Matt Novotny's lighting aids Ellenstein in bringing the visions to life. There is a bit more color in the stories, when compared to Alcandre's peculiar home. Her first phantasm is the least interesting, which is ironic since the Pridamant says it's his favorite. What happens is mostly build up for situations that happen in the other visions. Polak and Sharon Rietkerk give exaggerated portrayals of two people who are falling for each other. Although their performances as the romantic Calisto and the noblewoman Melibea are intentionally amplified, this does create a distancing effect from their relationship.
Events become significantly more interesting in the second part when Clindor (Polak) and his love interest Isabelle (Rietkerk) face a variety of different conflicts.
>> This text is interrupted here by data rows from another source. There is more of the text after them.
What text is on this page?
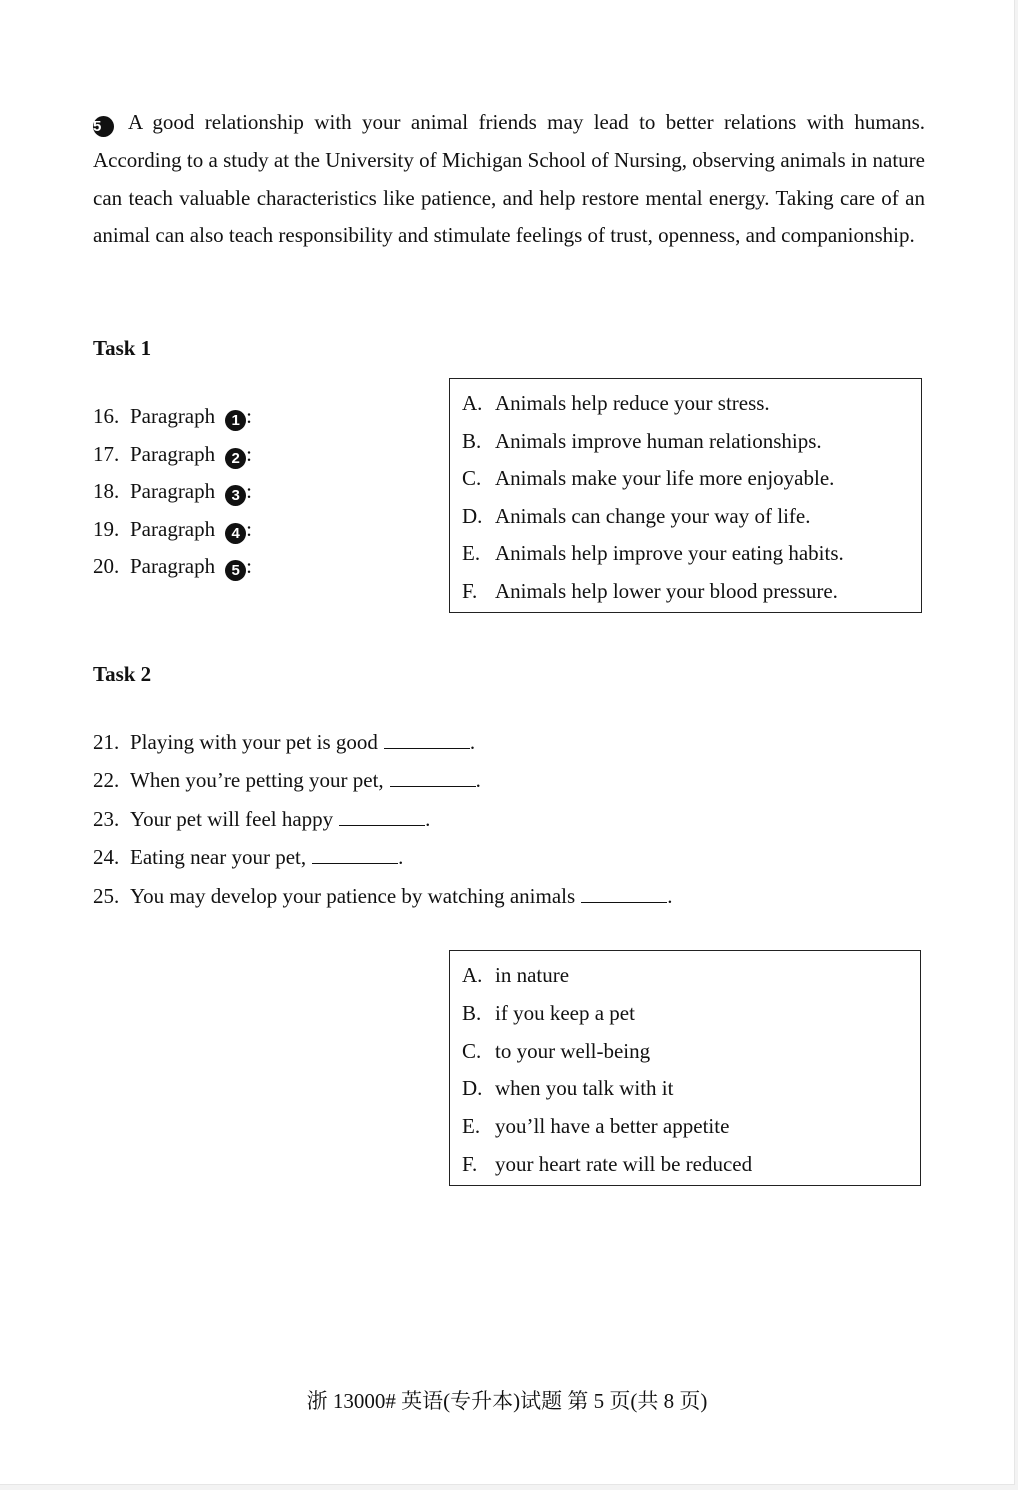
5 A good relationship with your animal friends may lead to better relations with humans. According to a study at the University of Michigan School of Nursing, observing animals in nature can teach valuable characteristics like patience, and help restore mental energy. Taking care of an animal can also teach responsibility and stimulate feelings of trust, openness, and companionship.
Task 1
16. Paragraph 1 :
17. Paragraph 2 :
18. Paragraph 3 :
19. Paragraph 4 :
20. Paragraph 5 :
A. Animals help reduce your stress.
B. Animals improve human relationships.
C. Animals make your life more enjoyable.
D. Animals can change your way of life.
E. Animals help improve your eating habits.
F. Animals help lower your blood pressure.
Task 2
21. Playing with your pet is good	.
22. When you’re petting your pet,	.
23. Your pet will feel happy	.
24. Eating near your pet,	.
25. You may develop your patience by watching animals	.
A. in nature
B. if you keep a pet
C. to your well-being
D. when you talk with it
E. you’ll have a better appetite
F. your heart rate will be reduced
浙 13000# 英语(专升本)试题 第 5 页(共 8 页)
Both Polak and Rietkerk become enjoyable to watch and their struggles benefit from several side characters. Smart and high spirited, Christina L. Flynn plays Isabelle's maid Lyse as a possibly untrustworthy foil. Flynn brings a mischievous personality to Lyse's scheming. Isabelle's rival suitor Matamore has a good number of hysterical moments, owing to actor Andrew Ableson. His dopey and self-indulgent attitude allows the aristocrat to be charismatically silly.
A lot of intrigue is developed early on. However, be aware that The Illusion is a slow burn. Kushner and Ellenstein don't answer many questions for a long period of time. Knowing this before going to Solana Beach can make the interpretation easier to enjoy. Although some might get a little fidgety, Pridamant's hopes to find closure with his son is the emotional hook. Far from the World's Best Dad, he still is empathetic and there is suspense as to whether he can find closure by seeing the phantasms.
Bracingly outlandish and ambitiously unorthodox, Kushner provides an exciting ride that simultaneously honors and plays around with theatrical conventions. Keep an open mind and you'll find his parable to be a rich one.
North Coast Repertory Theatre presents The Illusion through March 19, 2017. Performs Sundays through Saturdays at 987 Lomas Santa Fe Drive, Suite D, Solana Beach, CA. Tickets start at $44.00 and can be purchased online at www.northcoastrep.org or by phone at 1-858-481-1055.